The third explanation is the most important, yet difficult to document. The response to 9/11 established a political climate that allowed the neoconservative foreign policy advisors of President Bush to implement their long advocated grand strategy in the Middle East in conjunction with the conduct of the global war on terror. This grand strategy pre-existed 9/11, and focused on the shift from Europe to the Middle East as the main strategic battleground to shape the future of the world. This outlook led to giving the highest foreign policy priority to gaining hegemonic authority in the region to safeguard control over its energy resources, to guide its ideological evolution, and to prevent anti-Western political behavior by its leading governments. Neoconservatives, in collaboration with right-wing Israelis, had believed for many years that their long-term interests in the region could only be protected by achieving 'regime change' through military intervention in a series of countries they regarded as problematic including Iraq, Syria, Lebanon, and most of all, Iran. 9/11 created the political mandate that had been previously lacking.
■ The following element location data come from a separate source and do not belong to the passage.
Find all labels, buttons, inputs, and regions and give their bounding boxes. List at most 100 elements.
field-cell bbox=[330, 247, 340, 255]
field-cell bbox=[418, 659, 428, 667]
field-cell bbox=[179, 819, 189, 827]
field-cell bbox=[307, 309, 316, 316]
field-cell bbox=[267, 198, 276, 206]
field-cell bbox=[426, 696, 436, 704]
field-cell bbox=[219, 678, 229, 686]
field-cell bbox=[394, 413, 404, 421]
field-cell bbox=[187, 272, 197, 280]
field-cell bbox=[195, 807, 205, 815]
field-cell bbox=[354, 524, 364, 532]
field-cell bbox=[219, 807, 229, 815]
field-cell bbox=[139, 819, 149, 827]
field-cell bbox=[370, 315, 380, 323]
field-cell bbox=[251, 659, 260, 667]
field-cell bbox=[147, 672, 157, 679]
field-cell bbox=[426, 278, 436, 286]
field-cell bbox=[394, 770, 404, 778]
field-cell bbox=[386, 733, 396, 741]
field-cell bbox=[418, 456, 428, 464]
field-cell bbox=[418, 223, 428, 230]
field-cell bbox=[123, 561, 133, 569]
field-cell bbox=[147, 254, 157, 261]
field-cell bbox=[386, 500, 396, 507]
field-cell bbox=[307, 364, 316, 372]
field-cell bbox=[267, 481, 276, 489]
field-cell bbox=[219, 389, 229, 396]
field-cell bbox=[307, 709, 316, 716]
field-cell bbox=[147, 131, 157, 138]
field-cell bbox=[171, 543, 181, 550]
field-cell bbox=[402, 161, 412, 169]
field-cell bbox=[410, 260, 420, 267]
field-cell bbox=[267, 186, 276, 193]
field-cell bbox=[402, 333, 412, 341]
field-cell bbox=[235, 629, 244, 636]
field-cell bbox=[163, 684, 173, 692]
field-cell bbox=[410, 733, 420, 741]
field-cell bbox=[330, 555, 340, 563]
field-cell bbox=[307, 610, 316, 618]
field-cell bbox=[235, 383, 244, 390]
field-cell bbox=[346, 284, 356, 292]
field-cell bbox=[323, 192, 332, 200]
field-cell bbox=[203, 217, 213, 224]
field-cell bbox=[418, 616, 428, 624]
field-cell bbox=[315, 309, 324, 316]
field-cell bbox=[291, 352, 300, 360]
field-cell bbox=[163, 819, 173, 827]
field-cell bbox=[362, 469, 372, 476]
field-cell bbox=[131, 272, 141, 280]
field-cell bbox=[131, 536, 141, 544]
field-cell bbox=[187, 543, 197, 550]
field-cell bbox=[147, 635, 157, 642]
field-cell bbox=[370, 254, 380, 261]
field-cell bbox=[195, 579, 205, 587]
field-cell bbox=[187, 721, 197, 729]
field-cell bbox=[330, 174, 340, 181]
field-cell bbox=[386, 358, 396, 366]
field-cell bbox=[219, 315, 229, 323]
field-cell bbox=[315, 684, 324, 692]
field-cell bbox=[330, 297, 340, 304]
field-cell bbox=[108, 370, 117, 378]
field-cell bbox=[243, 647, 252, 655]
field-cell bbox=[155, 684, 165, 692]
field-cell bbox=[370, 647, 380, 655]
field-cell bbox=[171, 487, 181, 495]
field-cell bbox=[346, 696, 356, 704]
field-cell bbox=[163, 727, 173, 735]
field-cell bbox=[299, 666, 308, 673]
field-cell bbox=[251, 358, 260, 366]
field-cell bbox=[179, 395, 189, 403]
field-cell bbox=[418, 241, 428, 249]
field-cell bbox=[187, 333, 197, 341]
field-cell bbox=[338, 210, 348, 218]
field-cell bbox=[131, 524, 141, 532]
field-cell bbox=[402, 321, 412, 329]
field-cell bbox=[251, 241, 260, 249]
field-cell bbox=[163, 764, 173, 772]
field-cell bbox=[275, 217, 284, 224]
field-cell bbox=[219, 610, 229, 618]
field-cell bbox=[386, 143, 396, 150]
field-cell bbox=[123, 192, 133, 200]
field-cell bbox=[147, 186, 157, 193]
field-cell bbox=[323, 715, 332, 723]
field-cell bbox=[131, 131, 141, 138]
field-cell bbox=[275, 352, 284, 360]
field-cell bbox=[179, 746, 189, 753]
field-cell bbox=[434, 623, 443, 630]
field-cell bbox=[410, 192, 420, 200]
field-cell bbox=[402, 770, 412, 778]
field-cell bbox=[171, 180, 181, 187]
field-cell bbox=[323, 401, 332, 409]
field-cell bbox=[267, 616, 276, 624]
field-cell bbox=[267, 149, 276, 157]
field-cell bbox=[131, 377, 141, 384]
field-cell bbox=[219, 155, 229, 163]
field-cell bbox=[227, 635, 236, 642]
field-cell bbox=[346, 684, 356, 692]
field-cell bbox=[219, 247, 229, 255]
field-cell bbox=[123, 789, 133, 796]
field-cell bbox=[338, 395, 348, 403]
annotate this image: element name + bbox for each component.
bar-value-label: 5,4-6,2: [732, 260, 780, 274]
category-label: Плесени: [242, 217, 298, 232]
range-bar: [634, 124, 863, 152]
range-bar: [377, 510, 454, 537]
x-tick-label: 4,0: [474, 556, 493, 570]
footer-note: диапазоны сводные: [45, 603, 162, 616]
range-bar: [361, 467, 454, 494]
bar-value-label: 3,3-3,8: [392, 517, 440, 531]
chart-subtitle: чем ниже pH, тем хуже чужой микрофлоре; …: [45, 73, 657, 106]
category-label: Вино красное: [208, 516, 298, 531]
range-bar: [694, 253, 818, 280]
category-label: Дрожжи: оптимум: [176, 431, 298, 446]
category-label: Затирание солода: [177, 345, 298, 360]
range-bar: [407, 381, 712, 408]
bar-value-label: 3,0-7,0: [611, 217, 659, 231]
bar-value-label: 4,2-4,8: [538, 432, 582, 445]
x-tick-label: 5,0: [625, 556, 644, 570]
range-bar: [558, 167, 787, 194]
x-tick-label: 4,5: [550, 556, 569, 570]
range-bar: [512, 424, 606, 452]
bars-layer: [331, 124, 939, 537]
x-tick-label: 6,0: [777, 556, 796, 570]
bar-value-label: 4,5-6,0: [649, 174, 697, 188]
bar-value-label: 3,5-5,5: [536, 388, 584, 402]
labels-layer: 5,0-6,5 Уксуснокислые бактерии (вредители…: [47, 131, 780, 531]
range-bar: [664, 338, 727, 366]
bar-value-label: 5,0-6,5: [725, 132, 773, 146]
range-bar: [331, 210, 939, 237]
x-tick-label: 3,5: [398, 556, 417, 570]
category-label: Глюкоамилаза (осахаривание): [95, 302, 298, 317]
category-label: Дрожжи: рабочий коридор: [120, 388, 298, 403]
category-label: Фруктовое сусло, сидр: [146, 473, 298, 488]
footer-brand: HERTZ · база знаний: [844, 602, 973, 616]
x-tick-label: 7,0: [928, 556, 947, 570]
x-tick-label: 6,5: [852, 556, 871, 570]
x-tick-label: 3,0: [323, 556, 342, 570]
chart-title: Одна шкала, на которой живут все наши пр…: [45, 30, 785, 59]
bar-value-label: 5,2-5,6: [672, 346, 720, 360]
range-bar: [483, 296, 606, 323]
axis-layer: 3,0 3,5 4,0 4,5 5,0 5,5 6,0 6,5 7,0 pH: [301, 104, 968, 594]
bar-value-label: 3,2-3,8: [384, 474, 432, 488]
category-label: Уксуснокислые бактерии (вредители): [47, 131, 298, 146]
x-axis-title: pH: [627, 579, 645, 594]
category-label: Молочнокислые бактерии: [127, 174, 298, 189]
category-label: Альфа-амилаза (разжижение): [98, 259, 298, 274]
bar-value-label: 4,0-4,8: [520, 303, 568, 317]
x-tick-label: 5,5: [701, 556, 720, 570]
Among the problems with this approach was an over-estimation on the role of military superiority, and the tension between a successful counter-terrorist policy and the grand strategy objective of controlling the region. But despite the setbacks in Iraq and Lebanon, this policy has not been abandoned by the Bush administration, and underlies the intensifying confrontation with Iran over its nuclear program.
From these perspectives, there never should have been a global war on terror, and there certainly should not have been an American/Israeli partnership to reconfigure by force of arms the internal political governing arrangements in a series of countries perceived as hostile. Unfortunately, the region and the world are more dangerous than five years ago, and future prospects are not encouraging. Whether internal political change in the United States can generate a more constructive approach will determine whether the decline in global security of the past five years can be reversed in the next five.
Richard Falk is the Board Chair of the Nuclear Age Peace Foundation and a Distinguished Visiting Professor at the University of California at Santa Barbara.